If that weren’t enough, audiences are further demotivated to step out of their homes and pay a sum to watch someone probably tank when they can get their share of laughter from comedy specials on Netflix, Amazon Prime, and YouTube. I can recall countless shows where the host tells the audience at the outset that comics are going to try new material tonight and there’s a collective slump in the room’s energy. It’s as if comedy audiences want to only watch shows with tested material but never be the guinea pigs on whom said material is actually tested out on.

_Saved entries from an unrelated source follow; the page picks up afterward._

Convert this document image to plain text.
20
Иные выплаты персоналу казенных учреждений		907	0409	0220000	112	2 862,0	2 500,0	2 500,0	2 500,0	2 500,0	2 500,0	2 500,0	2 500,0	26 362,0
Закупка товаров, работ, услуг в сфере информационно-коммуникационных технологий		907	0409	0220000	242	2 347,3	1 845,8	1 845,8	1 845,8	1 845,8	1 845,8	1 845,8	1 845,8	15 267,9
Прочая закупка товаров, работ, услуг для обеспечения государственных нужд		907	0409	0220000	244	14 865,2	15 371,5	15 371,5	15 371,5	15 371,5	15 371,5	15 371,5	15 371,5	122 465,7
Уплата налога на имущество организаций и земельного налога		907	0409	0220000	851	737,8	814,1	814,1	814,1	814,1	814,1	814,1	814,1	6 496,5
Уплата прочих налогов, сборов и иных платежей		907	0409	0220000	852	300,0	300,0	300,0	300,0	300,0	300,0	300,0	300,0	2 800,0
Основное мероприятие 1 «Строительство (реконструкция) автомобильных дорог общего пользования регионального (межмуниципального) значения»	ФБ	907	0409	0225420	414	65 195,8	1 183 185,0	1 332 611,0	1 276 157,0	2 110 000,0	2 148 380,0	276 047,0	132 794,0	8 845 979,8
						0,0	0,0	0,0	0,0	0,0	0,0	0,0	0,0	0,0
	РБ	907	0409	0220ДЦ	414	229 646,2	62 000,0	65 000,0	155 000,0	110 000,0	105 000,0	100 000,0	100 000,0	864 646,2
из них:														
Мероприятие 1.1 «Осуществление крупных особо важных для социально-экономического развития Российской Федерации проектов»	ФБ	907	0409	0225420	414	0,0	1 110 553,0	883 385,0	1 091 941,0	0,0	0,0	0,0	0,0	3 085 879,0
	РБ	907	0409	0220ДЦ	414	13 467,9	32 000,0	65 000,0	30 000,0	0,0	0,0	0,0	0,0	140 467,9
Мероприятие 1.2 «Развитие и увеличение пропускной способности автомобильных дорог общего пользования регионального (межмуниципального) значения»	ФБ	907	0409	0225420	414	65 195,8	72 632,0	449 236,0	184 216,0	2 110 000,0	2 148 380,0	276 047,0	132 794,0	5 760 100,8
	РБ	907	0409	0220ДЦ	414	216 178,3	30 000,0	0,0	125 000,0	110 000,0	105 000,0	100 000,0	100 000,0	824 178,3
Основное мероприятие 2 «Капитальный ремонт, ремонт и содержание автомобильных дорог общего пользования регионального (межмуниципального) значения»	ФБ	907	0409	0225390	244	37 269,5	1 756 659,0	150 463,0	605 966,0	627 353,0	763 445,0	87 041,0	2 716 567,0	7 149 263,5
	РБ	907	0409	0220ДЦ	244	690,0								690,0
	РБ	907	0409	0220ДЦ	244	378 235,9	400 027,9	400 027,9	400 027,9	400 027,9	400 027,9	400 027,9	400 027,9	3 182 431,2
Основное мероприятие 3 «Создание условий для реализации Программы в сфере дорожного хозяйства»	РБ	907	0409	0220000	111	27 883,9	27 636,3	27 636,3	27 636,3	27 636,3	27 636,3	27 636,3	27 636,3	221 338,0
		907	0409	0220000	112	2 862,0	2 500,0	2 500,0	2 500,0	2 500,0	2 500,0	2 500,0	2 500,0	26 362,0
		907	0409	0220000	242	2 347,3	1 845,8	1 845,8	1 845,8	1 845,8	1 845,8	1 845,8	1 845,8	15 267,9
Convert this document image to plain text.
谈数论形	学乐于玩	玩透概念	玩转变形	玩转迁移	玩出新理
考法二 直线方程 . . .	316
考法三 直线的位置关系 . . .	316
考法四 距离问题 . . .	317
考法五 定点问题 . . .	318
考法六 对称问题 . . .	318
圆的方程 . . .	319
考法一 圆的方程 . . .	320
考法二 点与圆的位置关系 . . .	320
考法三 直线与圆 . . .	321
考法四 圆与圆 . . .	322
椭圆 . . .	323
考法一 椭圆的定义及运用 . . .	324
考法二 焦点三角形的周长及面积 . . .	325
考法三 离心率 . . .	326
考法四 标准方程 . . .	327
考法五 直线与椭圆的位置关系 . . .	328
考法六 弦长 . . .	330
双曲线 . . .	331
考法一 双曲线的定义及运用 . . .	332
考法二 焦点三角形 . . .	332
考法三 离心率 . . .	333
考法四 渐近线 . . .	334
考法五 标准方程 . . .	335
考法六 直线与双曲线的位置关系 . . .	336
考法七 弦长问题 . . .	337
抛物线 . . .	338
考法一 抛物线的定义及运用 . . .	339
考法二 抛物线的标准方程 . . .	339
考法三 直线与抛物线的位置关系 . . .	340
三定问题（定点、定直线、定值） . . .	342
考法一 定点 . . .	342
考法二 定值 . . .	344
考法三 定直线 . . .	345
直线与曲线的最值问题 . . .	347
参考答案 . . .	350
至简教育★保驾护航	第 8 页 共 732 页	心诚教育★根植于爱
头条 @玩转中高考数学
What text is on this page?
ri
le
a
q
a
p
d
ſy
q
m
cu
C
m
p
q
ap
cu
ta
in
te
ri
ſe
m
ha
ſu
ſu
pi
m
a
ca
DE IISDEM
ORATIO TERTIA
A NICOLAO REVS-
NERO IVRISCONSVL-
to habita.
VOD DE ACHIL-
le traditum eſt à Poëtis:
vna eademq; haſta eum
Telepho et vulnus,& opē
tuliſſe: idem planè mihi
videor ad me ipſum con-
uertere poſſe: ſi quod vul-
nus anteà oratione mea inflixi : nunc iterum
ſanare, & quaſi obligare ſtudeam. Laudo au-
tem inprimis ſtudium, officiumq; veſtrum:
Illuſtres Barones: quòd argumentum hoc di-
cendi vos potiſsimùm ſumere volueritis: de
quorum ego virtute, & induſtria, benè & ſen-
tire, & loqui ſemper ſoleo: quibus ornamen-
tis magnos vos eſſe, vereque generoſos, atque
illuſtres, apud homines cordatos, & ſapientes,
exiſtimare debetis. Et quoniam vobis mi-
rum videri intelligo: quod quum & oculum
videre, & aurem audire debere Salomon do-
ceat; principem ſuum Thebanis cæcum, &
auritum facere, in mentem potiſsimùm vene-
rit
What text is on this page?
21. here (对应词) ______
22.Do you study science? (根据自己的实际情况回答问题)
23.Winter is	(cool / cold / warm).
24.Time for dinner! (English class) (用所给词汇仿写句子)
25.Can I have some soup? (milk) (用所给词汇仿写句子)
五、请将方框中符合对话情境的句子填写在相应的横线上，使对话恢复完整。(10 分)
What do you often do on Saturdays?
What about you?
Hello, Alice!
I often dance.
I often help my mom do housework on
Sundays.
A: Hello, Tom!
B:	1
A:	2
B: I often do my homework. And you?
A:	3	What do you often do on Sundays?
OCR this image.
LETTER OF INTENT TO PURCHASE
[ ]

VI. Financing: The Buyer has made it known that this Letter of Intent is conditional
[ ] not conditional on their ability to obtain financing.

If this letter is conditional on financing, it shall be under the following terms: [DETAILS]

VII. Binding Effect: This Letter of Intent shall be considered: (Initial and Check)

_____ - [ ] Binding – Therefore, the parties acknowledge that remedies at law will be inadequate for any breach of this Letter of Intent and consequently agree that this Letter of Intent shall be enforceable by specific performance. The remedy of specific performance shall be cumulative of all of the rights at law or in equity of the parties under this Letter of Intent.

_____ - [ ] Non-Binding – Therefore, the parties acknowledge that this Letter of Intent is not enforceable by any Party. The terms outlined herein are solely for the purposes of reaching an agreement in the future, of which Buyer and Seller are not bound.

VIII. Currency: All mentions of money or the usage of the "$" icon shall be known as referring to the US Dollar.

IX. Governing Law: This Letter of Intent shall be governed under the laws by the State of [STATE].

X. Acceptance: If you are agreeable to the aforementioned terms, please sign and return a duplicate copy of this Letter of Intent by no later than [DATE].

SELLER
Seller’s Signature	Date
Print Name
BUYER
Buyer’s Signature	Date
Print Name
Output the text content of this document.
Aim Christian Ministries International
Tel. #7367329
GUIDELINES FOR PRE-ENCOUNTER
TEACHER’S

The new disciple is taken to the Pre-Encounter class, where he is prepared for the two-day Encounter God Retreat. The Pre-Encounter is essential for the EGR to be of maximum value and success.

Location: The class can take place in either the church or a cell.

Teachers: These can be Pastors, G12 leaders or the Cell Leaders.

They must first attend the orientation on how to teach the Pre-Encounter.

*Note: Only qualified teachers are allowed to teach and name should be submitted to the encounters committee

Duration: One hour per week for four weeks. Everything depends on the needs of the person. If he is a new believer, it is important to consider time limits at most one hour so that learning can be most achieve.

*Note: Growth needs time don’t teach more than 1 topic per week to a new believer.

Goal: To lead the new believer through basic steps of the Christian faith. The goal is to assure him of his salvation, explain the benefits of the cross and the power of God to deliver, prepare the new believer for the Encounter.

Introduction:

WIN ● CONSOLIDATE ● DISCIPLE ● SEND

That said, it’s important to realise that many of the current crop of famous comics began their careers at a time when the Indian stand-up wasn’t as mainstream as it is now. There’s no denying that we are all currently experiencing the latter part of the boom which started right after the AIB roast. And while comics like Vir Das, Aditi Mittal, and Atul Khatri are breaking barriers with Netflix specials and selling out arenas abroad, those left back are struggling to garner the laughs.
While more comedy rooms mean it’s a great time to be an aspiring comic, the dearth of genuinely interested audiences also means it’s that much harder to grow as one. And with most open mics today being merely an endless loop of aspiring comedians performing in front of other aspiring comedians, the real loser is the comedy scene.
So if you’re a paying customer who enjoys live comedy, then please come watch more open mics and support new local talent in your area. We may not be as hilarious as Biswa or as relatable as Zakir, but we try our best and seeing you cheer us motivates us to be even better. Because at the end of it all, life mein chahiye izzat.